Import system written on PHP.
In-house message delivery system.
Collecting data by cron.
Stubs for consistency.

For instance, if entity attribute is received before the entity, we’ll create a stub for the entity. Later we’ll replace the stub with actual model.

Negative results:

Duplicate key error on simultaneous inserting a stub and an entity (serial run of the commands may be a solution).
Slowing down on importing 8 mln records.
Shutting down on importing all the records.

Approach 2.0

Delayed data concept - put inconsistent data in separate table and wait until all the deps are received.
Notifications about outdated delayed data help to:
- find internal problems,
- find problems with external sources.
Apache Kafka:
- Topics with all the change logs (store for 1 year).
- Compacted topics with actual state (store forever).
- Deduplication.
- Re-read the partitions only for specific consumer.
Golang.

Summary

Draw data dependency.
Use delayed data to separate consistent and inconsistent data.
Provide backward compatibility on schema changes.
Think how to upload all data without a chance to shut down the whole system.
Run commands asynchronously.

How search is organized in hh.ru

by Alexey Bichuk, hh.ru

Original article on habr.com.

What search is?

Find something relevant.
Support different queries.
Filter by different parameters.
Ranking.
Hide garbage from search result.
Do it fast.

What are the existing solutions?

Lucene (we use it),
Elasticsearch,
Sphinx,
Solr.

Why Lucene?

Historical reasons:
- there was no Elasticsearch on the market,
- Solr was unstable,
- Sphinx is not for Java.
Customizing.
Good community.

Lucene out-of-box is able to:

preprocess documents,
construct inverted index,
execute different queries,
segment index,
use basic ranking formulas,
use suggests, facets, counters, etc.

General questions.

How to search by similar words?
- On indexing put synonym hash link close to original phrase.
- Extend the query with synonyms.
How keep all the things in memory?
- Use sharding by:
  - types (vacancies, resumes, companies, …),
  - date (active vacancies, archive vacancies, …),
  - by id (inside the type).
Load and fault tolerance.
- 95% queries must be done in less than 200ms.
What is downtime?
- 20 HTTP 500 errors per second from frontend.
- 5% queries from frontend respond in more than 4s.
How to reduce the load?
- Put the most popular filters into the cache in form of byte mask (true if document match the filter).
Ranking:
- TF-IDF,
- BM25.
Personalized ranking:
- deal with empty queries,
- tag resumes and vacancies.
How to deal with timeouts?
- Retry policy.
- Speculative timeouts.
ML in search:
- user saw vacancy in search,
- clicked on vacancy,
- added in favourites,
- got response,
- got response with invitation.
How to withstand the ML load on prod?
- Use model cascade:
  - 620k vacancies,
  - heuristic filters - 100k,
  - linear filtering model - 30k,
  - XGBoost filtering model - 10k,
  - XGBoost ranking model - ~500 features.
How to measure quality of search?
- Session success.
- Average and absolute number of conversions.
- Clicks on search results page (and number of page).
How to organize experiments with search?
- Rebuild index (if necessary).
- Use A/B testing - for 2 weeks on 5% users.

How to deal with techdebt

by Anton Potapov, Ingram Micro Cloud

What is technical debt?

Сrutches, hacks, poor technologies, etc.
Build, check, static analysis, deployment.
Unit, integration, UI e2e (end-to-end) tests.
Documentation.

What to do with it?

Nothing.
Don’t rewrite.
Rewrite.

Why to invest in techdebt?

More benefits:
- more improvements,
- delivering is quicker,
- quality is higher, performance or predictability,
- ability to free up people to work on product features.
Less costs on:
- development,
- support,
- usage.

You have to have clear plan with concrete numbers and dates.
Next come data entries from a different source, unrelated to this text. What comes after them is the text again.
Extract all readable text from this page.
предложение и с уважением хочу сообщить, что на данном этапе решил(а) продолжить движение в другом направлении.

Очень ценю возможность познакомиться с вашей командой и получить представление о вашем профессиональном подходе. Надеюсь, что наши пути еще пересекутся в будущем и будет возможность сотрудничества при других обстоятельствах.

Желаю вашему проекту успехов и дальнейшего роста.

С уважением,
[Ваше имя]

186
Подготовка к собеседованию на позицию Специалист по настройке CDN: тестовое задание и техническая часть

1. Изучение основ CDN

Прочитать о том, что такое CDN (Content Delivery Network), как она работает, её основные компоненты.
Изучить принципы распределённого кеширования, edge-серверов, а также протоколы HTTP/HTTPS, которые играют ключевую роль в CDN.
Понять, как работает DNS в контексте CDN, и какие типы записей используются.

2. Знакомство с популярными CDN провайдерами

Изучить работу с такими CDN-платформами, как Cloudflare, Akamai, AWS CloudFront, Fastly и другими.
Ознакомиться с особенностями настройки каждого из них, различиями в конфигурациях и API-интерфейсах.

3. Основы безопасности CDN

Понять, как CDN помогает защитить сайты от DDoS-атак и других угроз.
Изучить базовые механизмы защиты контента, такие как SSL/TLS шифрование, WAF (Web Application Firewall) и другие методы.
Infrastructure development in Badoo

by Anton Povarov, Badoo

In the beginning of any startup:

everything is growing,
business wants more,
long infrastructure issues appear (sharding, logs, metrics, visualization, open second data center, …).

It’s better to delegate these issues to separate team called Platform. Benefits are:

consistency,
responsibility,
spend their 10 000 hours.

Platform:

Big features machinery.
C / C++ / Go.

Infrastructure:

Scripts collection.
Queues.
Photos.
Data migrations between DCs.

Tools:

Metrics: store and visualize.
Build.
Deploy.
Test.

How to choose important?

Horizontal communications.
Focus on the result.
Continuous engineering feedback.

Project creation funnel.

Sources: collect issues, ideas, projects.
Involvement: find a customer.
Business ideas: what issue to solve?
Ready to dev: engineer project, resources.
Priorities: what to do now?

Platform issues are specific:

long term projects,
the mistake price is really high,
you cannot just “write codes”,
launch is often difficult.

Who does it?

Developer:
- does kick off,
- forms tech plan,
- leads the project,
- is responsible for the result!

It’s important to keep feedback cycle:

clarity,
management of expectations.

Stages:

What exactly will have been done?
When this feature will have been on prod?

Retrospective:

explain, why deadline shift has been occurred again.

PR:

Tell about what you have done:
- projects are long term,
- changes are always “invisible” for the users by design.
Collect any feedback.
Tell, what you are going to do.

When to tell this? Always. What will you get? Confidence that problems are solved. And, as a result, new problems!

Summary

Platform issues lifecycle:

Listen.
Involve.
Suggest a solution.
Have it done.
Tell about it.
Go to step 1.